Первый советник короля - Борис Алексеевич Давыдов
Шрифт:
Интервал:
Закладка:
– Милая ты моя… Бесценная! – Елена обнимала камеристку, всхлипывая.
– Так пани не забудет обещаний своих? – улыбалась Дануся.
– Озолочу, Маткой Бозкой клянусь, озолочу! В таких нарядах да украшениях будешь ходить – дочери магната впору!
Глава 15
Сани остановились на краю горки. Хмельницкий поднялся, выпрямившись во весь свой немалый рост. Увлажнившиеся глаза его сияли, голос дрожал:
– Взгляни, дьяче! Любуйся! Вон он перед нами во всем величии – златоглавый Киев! Хорош-то как! Сколь раз враги его приступом брали, сколь кровавых усобиц по нему прокатилось – а он стоит и красуется! Прапор мой сюда! – громко приказал, обернувшись к казакам. – Живо!
Рядом с санями развернулось, заколыхалось на слабом ветру большое малиновое знамя. Со стороны города донесся восторженный многоголосый рев, усиливающийся с каждым мгновением, затем колокольный перезвон, чистый и протяжный, медленно поплыл в хрустально-чистом воздухе.
– Да, град дивный… – кивнул Бескудников, глядя на многочисленные золотые купола, дома с дымящимися трубами и широкую белую ленту оледенелой реки, протянувшуюся с севера на юг. – Вижу, радуются тебе! Вон, целыми толпами на улицы валят. А звонят-то как! Словно государя встречают… – осекся, испуганно подумав, нет ли в таком сравнении бесчестия для царя русского.
– Уж куда мне, простому шляхтичу, с государями равняться! – смиренно вздохнул Богдан, снова садясь рядом с дьяком. – А что люди рады мне – доволен, не скрою. Надеюсь, убережет Господь от греха гордыни… Ну, трогай! – приказал он кучеру.
Заскрипели полозья. Сани медленно, осторожно двинулись под уклон, к городу. Фыркали лошади, истомленные хоть и неспешной, но долгой дорогой. Мороз немного усилился, изо ртов шел пар, вокруг конских ноздрей и на удилах белел иней.
Ликующий гомон нарастал, в нем отчетливо различались как басовитые мужские голоса, так и звонкие женские. Когда гетманские сани въехали в город, начали палить пушки, их раскатистый рев причудливо мешался с колокольным звоном и с хриплым каркающим гамом перепуганных ворон.
– Батько Хмель! Батько Хмель! – слышались многоголосые крики. – Слава гетману нашему!
Народ ликовал неподдельно. Хмельницкий кивал по сторонам, приветливо махал рукою. Временами, когда матери, протискиваясь к саням, подносили к нему детишек, касался их головенок и что-то говорил с улыбкой. Дьяк мысленно охал и негодовал: что за безобразие, куда стража смотрит, как допускает такое, а если у какой-то полоумной бабы нож в рукаве спрятан?! Но свои возражения держал при себе. В гостях как-никак, негоже поучать хозяина.

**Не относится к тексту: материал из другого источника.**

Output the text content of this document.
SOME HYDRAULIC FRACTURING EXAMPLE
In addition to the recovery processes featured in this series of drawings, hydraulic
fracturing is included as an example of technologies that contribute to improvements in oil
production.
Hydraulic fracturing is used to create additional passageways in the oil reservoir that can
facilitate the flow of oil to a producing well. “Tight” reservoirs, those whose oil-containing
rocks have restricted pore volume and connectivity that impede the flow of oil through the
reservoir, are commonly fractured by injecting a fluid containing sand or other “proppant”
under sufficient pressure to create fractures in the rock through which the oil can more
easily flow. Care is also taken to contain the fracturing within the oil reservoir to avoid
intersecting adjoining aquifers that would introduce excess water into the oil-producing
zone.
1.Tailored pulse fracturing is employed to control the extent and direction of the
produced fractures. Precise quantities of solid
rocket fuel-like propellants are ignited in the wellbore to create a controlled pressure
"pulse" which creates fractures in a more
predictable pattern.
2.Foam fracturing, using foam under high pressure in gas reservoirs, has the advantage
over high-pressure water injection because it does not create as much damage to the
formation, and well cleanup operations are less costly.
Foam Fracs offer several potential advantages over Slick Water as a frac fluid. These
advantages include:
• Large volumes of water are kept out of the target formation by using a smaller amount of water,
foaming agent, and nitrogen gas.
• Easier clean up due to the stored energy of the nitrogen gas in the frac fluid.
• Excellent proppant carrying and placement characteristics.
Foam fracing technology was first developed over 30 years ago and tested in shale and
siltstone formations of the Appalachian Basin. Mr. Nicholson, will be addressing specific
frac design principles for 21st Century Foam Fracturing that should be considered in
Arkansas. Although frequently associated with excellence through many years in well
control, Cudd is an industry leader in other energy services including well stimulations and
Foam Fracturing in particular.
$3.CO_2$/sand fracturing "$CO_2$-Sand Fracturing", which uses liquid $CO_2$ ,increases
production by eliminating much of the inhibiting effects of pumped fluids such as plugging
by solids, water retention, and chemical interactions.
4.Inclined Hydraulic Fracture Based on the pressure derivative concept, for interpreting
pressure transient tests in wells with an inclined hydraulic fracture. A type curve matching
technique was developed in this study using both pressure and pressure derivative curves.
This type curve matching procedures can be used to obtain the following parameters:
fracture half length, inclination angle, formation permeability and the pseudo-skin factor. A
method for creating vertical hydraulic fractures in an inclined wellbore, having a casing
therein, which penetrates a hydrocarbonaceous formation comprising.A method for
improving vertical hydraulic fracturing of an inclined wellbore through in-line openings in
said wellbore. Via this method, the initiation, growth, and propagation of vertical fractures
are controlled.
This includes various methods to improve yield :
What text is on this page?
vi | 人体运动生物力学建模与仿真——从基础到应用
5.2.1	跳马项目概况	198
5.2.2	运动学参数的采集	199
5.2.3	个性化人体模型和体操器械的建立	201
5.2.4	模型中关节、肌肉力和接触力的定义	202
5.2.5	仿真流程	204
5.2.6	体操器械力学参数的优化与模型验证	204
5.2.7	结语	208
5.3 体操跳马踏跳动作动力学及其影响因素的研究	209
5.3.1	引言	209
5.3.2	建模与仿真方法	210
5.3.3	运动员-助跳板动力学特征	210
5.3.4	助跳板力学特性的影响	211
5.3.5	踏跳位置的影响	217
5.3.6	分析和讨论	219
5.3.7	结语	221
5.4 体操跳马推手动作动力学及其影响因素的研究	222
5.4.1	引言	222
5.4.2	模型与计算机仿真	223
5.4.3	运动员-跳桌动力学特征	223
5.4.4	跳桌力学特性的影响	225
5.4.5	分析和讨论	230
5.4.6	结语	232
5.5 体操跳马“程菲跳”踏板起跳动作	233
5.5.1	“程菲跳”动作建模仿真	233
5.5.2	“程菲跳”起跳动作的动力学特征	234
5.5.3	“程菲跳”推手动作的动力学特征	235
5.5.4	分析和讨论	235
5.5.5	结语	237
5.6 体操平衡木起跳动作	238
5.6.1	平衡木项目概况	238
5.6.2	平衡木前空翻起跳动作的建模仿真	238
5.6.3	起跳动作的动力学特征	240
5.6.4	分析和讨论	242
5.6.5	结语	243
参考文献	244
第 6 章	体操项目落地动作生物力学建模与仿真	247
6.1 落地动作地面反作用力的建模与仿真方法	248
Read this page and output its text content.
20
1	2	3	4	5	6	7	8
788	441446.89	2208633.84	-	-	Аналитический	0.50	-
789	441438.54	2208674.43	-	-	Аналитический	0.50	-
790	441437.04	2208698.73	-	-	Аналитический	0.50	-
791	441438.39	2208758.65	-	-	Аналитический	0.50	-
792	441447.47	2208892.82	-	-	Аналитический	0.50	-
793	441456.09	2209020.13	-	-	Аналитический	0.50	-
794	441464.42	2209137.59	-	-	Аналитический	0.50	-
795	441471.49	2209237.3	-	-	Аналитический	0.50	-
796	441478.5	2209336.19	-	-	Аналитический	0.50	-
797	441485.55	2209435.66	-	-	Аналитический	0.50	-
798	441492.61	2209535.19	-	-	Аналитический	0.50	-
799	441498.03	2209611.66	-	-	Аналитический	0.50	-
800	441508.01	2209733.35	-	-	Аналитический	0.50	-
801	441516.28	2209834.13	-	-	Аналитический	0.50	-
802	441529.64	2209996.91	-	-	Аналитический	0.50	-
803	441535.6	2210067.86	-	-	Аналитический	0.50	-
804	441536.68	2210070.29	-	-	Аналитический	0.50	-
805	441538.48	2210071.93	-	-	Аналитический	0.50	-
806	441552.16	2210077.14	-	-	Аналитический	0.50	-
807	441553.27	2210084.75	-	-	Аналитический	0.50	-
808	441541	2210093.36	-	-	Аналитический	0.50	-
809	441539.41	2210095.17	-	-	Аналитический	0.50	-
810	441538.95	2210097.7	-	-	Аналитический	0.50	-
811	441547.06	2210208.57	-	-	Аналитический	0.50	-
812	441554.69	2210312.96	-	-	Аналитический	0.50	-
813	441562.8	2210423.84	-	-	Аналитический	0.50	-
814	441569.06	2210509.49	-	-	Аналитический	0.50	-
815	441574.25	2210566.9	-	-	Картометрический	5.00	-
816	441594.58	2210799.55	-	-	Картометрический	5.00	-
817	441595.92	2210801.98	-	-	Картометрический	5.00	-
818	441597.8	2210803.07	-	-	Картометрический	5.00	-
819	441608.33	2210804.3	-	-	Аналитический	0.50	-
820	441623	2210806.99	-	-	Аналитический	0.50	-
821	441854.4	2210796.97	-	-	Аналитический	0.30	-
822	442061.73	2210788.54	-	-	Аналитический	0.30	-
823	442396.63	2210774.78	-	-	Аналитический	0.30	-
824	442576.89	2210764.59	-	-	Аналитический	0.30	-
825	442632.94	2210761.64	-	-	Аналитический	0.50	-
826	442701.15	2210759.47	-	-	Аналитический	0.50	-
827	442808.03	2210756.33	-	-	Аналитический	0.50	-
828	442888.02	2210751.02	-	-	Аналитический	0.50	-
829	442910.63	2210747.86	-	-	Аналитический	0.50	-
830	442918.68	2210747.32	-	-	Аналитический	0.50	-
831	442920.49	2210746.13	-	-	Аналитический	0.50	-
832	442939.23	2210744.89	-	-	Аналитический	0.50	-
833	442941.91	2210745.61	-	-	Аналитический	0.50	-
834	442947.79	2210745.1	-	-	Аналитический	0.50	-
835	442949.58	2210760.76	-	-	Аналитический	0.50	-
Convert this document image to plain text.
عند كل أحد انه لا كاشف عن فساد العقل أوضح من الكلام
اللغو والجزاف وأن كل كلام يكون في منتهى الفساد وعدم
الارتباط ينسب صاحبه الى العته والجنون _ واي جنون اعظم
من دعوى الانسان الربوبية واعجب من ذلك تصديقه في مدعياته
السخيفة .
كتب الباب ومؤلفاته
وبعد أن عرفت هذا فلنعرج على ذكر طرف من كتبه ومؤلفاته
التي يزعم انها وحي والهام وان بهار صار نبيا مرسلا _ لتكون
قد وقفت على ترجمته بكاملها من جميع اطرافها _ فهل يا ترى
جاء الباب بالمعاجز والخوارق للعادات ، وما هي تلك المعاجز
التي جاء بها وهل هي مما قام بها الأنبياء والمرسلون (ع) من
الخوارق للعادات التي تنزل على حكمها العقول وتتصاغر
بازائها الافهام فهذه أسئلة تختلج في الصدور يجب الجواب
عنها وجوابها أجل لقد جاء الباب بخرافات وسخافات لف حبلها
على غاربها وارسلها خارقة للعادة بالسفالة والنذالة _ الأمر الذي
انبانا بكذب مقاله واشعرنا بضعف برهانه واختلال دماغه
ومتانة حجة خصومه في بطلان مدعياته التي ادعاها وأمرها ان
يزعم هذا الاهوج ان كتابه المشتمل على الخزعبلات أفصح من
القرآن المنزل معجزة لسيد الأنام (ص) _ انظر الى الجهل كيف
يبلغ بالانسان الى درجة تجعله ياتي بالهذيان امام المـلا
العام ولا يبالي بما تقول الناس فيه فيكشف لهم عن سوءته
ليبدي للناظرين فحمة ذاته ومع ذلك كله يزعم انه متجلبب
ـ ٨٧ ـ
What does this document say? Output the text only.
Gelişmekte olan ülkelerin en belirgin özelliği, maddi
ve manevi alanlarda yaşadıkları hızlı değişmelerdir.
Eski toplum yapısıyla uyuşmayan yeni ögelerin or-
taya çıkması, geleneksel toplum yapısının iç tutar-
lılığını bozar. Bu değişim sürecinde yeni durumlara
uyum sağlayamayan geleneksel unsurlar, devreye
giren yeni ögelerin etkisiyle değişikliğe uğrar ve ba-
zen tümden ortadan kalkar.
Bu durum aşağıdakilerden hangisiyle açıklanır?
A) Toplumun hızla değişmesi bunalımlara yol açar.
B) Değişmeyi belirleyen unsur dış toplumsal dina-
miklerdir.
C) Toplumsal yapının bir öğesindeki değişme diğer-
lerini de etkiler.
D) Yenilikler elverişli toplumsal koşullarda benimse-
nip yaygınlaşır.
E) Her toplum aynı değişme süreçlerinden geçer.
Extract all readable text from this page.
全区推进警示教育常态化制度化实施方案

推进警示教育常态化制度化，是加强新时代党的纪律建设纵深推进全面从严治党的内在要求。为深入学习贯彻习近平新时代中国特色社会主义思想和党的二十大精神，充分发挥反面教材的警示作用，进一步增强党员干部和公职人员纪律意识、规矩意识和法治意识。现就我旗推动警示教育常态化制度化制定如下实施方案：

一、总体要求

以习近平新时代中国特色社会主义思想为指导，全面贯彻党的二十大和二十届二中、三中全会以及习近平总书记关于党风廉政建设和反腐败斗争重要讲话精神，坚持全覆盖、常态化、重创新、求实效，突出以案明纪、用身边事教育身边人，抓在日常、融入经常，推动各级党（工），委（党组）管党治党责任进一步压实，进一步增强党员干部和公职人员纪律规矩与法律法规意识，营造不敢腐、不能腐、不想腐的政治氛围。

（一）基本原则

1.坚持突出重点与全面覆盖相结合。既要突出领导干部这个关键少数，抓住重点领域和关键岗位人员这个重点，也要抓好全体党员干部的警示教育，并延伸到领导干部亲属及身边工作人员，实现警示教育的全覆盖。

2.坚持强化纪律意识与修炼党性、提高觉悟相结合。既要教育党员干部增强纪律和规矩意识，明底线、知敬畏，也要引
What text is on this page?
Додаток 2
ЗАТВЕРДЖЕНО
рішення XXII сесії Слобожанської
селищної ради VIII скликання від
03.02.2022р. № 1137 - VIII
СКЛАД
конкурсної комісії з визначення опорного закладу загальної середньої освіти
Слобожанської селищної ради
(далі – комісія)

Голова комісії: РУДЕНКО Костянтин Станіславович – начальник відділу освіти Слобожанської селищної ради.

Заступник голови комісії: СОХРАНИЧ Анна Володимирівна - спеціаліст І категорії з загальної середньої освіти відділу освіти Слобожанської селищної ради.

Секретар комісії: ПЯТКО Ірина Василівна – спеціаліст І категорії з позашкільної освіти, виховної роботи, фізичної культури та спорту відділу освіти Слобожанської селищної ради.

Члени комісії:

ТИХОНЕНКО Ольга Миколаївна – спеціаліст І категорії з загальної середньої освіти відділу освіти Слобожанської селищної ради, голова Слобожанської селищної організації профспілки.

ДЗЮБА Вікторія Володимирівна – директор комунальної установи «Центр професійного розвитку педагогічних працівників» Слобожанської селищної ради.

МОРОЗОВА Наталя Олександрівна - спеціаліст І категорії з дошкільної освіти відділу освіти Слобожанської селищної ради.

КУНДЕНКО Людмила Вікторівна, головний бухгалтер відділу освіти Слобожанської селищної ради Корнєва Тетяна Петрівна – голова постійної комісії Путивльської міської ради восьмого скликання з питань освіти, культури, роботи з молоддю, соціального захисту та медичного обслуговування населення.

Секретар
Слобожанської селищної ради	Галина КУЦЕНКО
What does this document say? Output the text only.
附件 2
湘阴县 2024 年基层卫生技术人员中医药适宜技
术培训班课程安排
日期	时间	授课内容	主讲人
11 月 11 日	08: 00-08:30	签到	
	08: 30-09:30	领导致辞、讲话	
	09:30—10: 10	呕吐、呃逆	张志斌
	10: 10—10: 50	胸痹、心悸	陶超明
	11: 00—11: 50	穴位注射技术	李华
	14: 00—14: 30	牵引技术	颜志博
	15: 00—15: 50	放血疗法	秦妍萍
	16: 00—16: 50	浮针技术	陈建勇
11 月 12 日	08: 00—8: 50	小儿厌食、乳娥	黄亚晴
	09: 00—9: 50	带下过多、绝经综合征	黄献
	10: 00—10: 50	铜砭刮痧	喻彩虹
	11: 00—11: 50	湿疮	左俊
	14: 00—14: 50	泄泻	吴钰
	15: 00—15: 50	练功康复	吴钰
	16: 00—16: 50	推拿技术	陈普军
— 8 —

– А вот одно из главных чудес наших: Золотые Ворота! – торжественно провозгласил гетман. – Смотри, посланец государя русского, как хороши! Еще великим князем Ярославом, что Мудрым прозван, были возведены, и ни один враг не сумел разрушить!
Сани вдруг остановились. Колокола забили особенно громко и торжественно, хотя казалось, что далее некуда. У Бескудникова даже начали болеть уши.
Из ворот показалась пара белоснежных коней, влекущих роскошно украшенный возок. Хмельницкий поспешно снял шапку, вылез и пошел навстречу. Пока дьяк растерянно думал, как лучше поступить – пойти ли следом, остаться ли на месте, – кучер натянул вожжи, возок остановился. Дверца отворилась, показался человек с пышной бородой, обрамлявшей суровое худощавое лицо, в богатом архиерейском облачении. Хмельницкий, подойдя вплотную, преклонил колени. Архиерей благословил его, после чего протянул руку для поцелуя. Снова раздался ликующий тысячеголосый крик: «Слава гетману!»
– Это кто же такой? – не утерпев, спросил Бескудников кучера.
– Сильвестр Коссов, митрополит киевский, – без особого почтения отозвался тот. Словно и не видел, как Богдан воздавал митрополиту высшую честь.
Тем временем Хмельницкий поднялся, надел шапку. Воздел руку, требуя тишины. Далеко не сразу, но она все-таки установилась.
– Святый владыко! И вы, святые отцы! И вы, почтенные радцы![25] И вы, служивые люди! И вы, мещане киевские! Весь добрый православный народ! Прибыл я к вам, как было обещано! И не только чтобы приветствовать вас да поклониться святой Лавре и прочим прославленным Божьим храмам, но и поделиться великой радостью! Слушайте же: государь и великий князь Всея Руси, заступник и благодетель наш Алексей Михайлович, прислал посольство свое! Вот, в санях моих доверенная особа государя, дьяк московский! Слава царю русскому!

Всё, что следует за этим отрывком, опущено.